The Way Students See the grades
What freshmen students see when they look at Infinite Campus.
On infinite campus, students see a mix of numbers next to “learning targets”. Unlike the freshman, who’s quarter and final grades are proficiencies (ex. 3 or 4), sophomore grades are transferred into letter grades at the end of each quarter, and they don’t know their final grade until then.
Are Students Motivated?
In proficiency based grading, quarter 3 is not supposed to matter very much, as students are not supposed to be fully proficient in their learning halfway through the semester.
Nearing the end of quarter 3, most sophomores biology grades are B’s, C’s and D’s.
“In bio, I have had one or two times when I didn’t really understand the subject. It’s already challenging to get a good grade,” said Sophomore Justin Murray. “Adding proficiencies onto not knowing the subject made it really hard to succeed.”
Murray has half of his classes graded by proficiency, where the other half are graded by the old system.
“I felt that I understood it [the old grading system] more and actually knew what my grade was. Seeing that I had an 87%, then I knew “oh I have to work it up”, he said. Now all I see is 3’s & 4’s and I’m not really sure how I’m doing, whether I need to try harder, or do better.”
Murray sees the potential of how proficiency could be helpful for students, especially with guidelines he gets from the rubrics.
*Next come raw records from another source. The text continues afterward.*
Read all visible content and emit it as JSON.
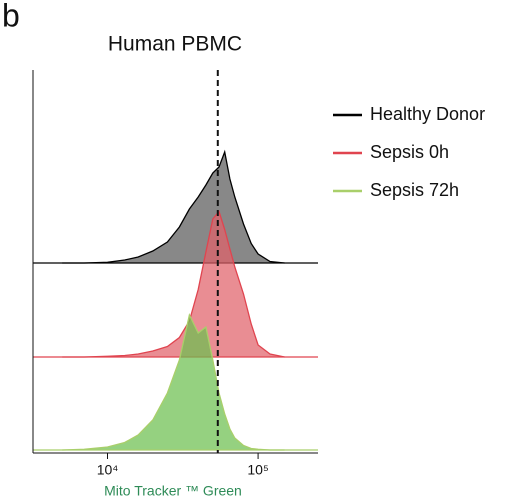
{
  "panel_label": "b",
  "chart_data": {
    "type": "offset-histogram",
    "title": "Human PBMC",
    "xlabel": "Mito Tracker ™ Green",
    "xscale": "log",
    "xlim": [
      3200,
      250000
    ],
    "xticks": [
      {
        "value": 10000,
        "label": "10⁴"
      },
      {
        "value": 100000,
        "label": "10⁵"
      }
    ],
    "reference_line_x": 54000,
    "x": [
      5000,
      7000,
      10000,
      13000,
      16000,
      20000,
      25000,
      30000,
      35000,
      40000,
      45000,
      50000,
      55000,
      60000,
      65000,
      70000,
      80000,
      90000,
      100000,
      120000,
      150000
    ],
    "series": [
      {
        "name": "Healthy Donor",
        "color": "#000000",
        "fill": "#5a5a5a",
        "values": [
          0,
          0,
          0.5,
          2,
          4,
          8,
          14,
          24,
          36,
          44,
          52,
          60,
          64,
          74,
          56,
          44,
          26,
          13,
          6,
          1,
          0
        ]
      },
      {
        "name": "Sepsis 0h",
        "color": "#e0444f",
        "fill": "#e0616a",
        "values": [
          0,
          0,
          0.5,
          1,
          2,
          4,
          7,
          13,
          24,
          45,
          70,
          92,
          97,
          85,
          72,
          60,
          42,
          22,
          8,
          2,
          0
        ]
      },
      {
        "name": "Sepsis 72h",
        "color": "#a9cf6a",
        "fill": "#6cbf4f",
        "values": [
          0,
          0.5,
          2,
          5,
          10,
          20,
          38,
          60,
          90,
          78,
          82,
          60,
          38,
          24,
          14,
          8,
          3,
          1,
          0.5,
          0,
          0
        ]
      }
    ]
  }
}
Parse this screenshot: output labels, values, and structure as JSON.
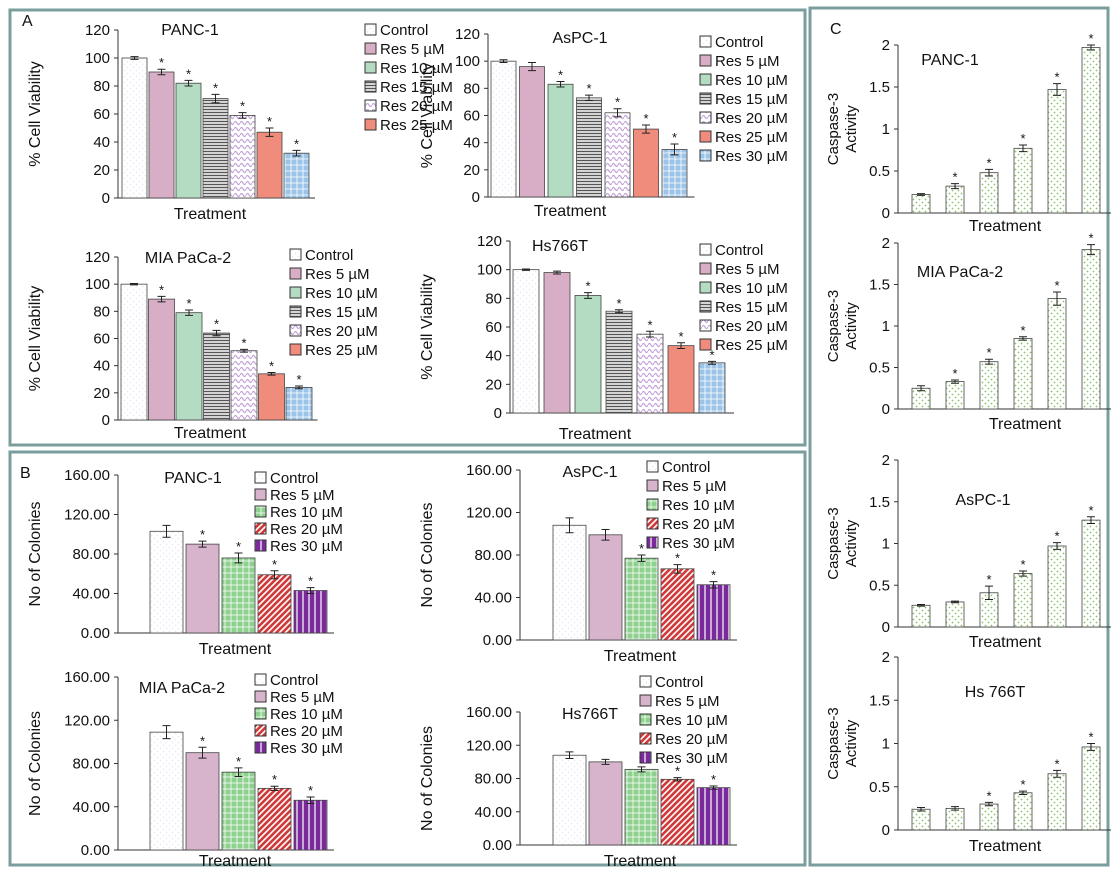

Proficiency rubrics tell students what they need to do to achieve each level on the proficiency scale.
“It’s sort of nice knowing what they expect us to know, having the rubrics.” Murray said. “It’s nice to know what we are being graded on, but I don’t feel like it motivates me.”
“I feel like I am doing a lot worse in all of my proficiency classes,” Murray said. “Not necessarily because of my actual performance, but because I feel like it is a lot harder to do better in those classes.”
A Work in Progress
Miranda Redmond is a UVM student who has been interning with Annika Devries this year in advanced biology. She taught the immune system unit. Like the sophomore students this is her first year working with proficiency grading.
“I think the first semester was a little rough. Overall I think it’s evened out and it’s the same kind of idea. The scale is different,” Redmond said. “Being evaluated on rubrics has made it a lot more clear for some students that now feel like they know exactly what to do.”
Redmond believes the students have come to understand the system, and will continue to benefit from proficiency grading.
“I think they will do better. It makes it more clear with what you’re trying to achieve with each assessment. It’s less about ‘did you hand it in and get 10 points for that?’ she said. “It’s more about if you are really able to explain these things.”
Does Proficiency Based Learning Motivate Students More or Less?
Sophomore Eli Oliver is a student in one of the advanced biology classes. Oliver explains that he struggles with how to reach a 4 in biology.
“I’m definitely less motivated because I feel like even when I do work hard I am not rewarded for that because I don’t get a good grade,” Oliver said. “Everytime I think I really understand it I still can’t get past a 2 or a 3.”
As U-32 gets more comfortable with proficiency grading, both students and teachers hope that it will get better. Infinite Campus especially is an area students hope will be improved in the future.
“I would also make it so you knew what your grade was with a percentage throughout the year. You don’t know until the very end.” Oliver said. “You’re like ‘oh it’s this’, but it’s too late.”